Bob is lowering the ramp that allows the hens to go out for fresh air and exercise and just to grub around.
At night the girls head back in, and we'll put the door up to keep out predators.

And here's the final version:  

Its a nice yellow as that was the unused paint found in the basement. 
Hope the ladies like it. ;)
We'll move the hens in this weekend, pull the eggmobile out to a pasture where the cows have been, '
set up the poultry electric fence, and let them do their thing.

Tuesday, April 30, 2013

Pork on Pasture Party

Party?  Well, it was really a workshop, but party sounded cooler.  Bob and I spent the first sunny warm 60s day of the season standing outside learning how to raise hogs on open pasture.  Bob got a sunburned face.

These sows were put out in this pasture a few weeks ago to farrow (give birth).  There are 6 here and all but one have 9 or 10 healthy, cute little pigs. (The last has probably farrowed by now.) The sows each choose a hut when its almost time and create their own nest inside.  We were told its good to have one more hut than sow as they seem to like a choice.  

Can you see the little piggie coming over from the hut.  When we arrived, all the pigs ran behind the hut.  After about 15 minutes or more, mama layed down, and they came running to her grunts.  Time for lunch!

This pen was where the sows were over the winter.  Only one sow remains here; she's the bottom of the pecking order and now has the place to herself and her litter.  The huts are made of steel and stack nicely for storing when not being used.  
We enjoyed the workshop and gained much knowledge about hogs.  However, this does not mean we're going to start a farrowing operation.  Never say never, but for now we hope to raise some butcher hogs for our own dining pleasure.
Although it is very hard to find weaned 40# pigs which creates quite a niche market.  
Just sayin'

Monday, April 29, 2013

What is an Eggmobile?

This is a common question these days.  Why?  It's what Bob is building in front of the shop.  We've been reading about eggmobiles in a Joel Salatin book (where else!) and looking at the Chicken Coops by Judy Pangman book and are now ready to launch our own.

Bob is a skilled builder and is greatly enjoying this project.  He didn't choose one particular pattern but rather gathered ideas from several plans and actual ones seen on you-tube to create his own.  It was a real bonus to find an inexpensive chassis from a friend on which to mount it.

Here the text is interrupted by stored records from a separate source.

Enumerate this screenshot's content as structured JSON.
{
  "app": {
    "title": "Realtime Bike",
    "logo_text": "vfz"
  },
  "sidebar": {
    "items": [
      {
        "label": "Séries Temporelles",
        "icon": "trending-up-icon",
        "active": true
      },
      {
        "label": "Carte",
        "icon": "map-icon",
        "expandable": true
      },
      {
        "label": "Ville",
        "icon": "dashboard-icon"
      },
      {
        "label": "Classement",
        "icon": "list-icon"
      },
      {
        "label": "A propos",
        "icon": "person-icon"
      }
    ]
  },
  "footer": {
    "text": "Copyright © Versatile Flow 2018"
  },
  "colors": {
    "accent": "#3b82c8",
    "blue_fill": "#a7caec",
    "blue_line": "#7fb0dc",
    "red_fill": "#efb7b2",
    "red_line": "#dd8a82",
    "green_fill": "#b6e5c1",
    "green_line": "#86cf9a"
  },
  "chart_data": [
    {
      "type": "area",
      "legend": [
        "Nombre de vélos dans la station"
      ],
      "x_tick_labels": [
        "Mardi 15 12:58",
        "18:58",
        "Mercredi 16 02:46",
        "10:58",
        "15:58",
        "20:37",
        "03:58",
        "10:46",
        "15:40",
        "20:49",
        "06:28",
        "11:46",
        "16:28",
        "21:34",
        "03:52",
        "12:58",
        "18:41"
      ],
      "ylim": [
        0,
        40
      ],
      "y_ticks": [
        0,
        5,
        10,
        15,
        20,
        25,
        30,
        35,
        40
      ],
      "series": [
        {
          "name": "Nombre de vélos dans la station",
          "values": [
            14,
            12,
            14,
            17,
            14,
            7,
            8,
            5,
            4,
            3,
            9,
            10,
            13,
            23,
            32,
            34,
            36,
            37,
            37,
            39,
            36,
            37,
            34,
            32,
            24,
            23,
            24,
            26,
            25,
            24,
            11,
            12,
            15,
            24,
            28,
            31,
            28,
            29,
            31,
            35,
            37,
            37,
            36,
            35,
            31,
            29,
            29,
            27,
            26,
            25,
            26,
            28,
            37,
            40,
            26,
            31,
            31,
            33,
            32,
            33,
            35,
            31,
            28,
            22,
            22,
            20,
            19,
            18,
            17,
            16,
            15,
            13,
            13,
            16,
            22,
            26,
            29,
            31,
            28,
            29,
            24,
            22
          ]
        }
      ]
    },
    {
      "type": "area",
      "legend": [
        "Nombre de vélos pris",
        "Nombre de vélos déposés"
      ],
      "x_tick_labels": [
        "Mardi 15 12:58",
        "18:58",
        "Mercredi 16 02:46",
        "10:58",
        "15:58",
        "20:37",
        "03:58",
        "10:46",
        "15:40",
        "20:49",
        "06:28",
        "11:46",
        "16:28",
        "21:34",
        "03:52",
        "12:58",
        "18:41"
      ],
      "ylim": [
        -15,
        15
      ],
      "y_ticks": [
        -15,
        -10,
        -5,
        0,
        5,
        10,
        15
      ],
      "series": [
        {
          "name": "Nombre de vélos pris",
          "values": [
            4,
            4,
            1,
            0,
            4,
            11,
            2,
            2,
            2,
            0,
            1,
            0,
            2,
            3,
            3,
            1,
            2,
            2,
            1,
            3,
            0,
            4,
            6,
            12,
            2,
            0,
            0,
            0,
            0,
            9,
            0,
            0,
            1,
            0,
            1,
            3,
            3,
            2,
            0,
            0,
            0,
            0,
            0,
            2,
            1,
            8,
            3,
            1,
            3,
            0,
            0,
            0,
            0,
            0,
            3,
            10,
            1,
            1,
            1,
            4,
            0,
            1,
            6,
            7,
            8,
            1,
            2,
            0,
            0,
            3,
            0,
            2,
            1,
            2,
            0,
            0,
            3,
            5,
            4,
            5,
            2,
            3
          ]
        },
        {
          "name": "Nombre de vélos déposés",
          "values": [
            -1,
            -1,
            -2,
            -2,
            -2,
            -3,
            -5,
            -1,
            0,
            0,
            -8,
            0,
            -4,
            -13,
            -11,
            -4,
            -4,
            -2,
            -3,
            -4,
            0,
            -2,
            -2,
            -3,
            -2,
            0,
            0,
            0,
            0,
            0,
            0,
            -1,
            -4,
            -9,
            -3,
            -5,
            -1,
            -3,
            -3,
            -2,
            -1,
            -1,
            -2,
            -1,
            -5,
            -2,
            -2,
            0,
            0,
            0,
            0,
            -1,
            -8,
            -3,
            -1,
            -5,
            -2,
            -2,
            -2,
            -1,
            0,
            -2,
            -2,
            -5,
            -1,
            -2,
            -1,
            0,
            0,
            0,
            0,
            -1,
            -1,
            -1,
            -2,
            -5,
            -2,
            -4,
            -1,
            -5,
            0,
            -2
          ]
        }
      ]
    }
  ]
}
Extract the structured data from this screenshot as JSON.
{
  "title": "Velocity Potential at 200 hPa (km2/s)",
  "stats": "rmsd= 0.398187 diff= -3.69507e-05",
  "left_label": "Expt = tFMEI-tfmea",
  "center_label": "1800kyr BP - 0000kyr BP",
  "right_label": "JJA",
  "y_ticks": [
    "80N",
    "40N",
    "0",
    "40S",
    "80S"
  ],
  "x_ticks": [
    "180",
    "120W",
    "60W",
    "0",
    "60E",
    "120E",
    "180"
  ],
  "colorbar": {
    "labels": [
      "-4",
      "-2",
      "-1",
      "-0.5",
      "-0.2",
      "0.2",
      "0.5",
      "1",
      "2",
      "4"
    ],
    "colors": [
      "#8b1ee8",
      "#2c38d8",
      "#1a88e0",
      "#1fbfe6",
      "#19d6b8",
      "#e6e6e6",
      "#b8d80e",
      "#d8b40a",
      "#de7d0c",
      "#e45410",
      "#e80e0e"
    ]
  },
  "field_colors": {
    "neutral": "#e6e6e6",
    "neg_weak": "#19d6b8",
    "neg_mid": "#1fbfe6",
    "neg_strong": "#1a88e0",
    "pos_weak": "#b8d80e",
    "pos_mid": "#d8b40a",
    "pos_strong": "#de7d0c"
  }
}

Here's how it works:  The layer chickens will be housed inside where they will roost at night and lay their eggs in nests.  During the day we open a small door and set out a ladder/ramp for the chickens to go outside to peck and grub and get fresh air and sunshine and exercise. At night they naturally head into the eggmobile for protection, and we shut the door to keep out predators.  All that makes for healthy, happy chickens.

The coop has good ventilation on top plus a chicken-wire floor so all droppings go to the ground.  It will go into a pasture area after the cows  have grazed so they have cowpies to scratch through for insects, thereby spreading out the rich manure.  After several days, we move it to a new area following where the cows have been.  Its just beneficial all the way around.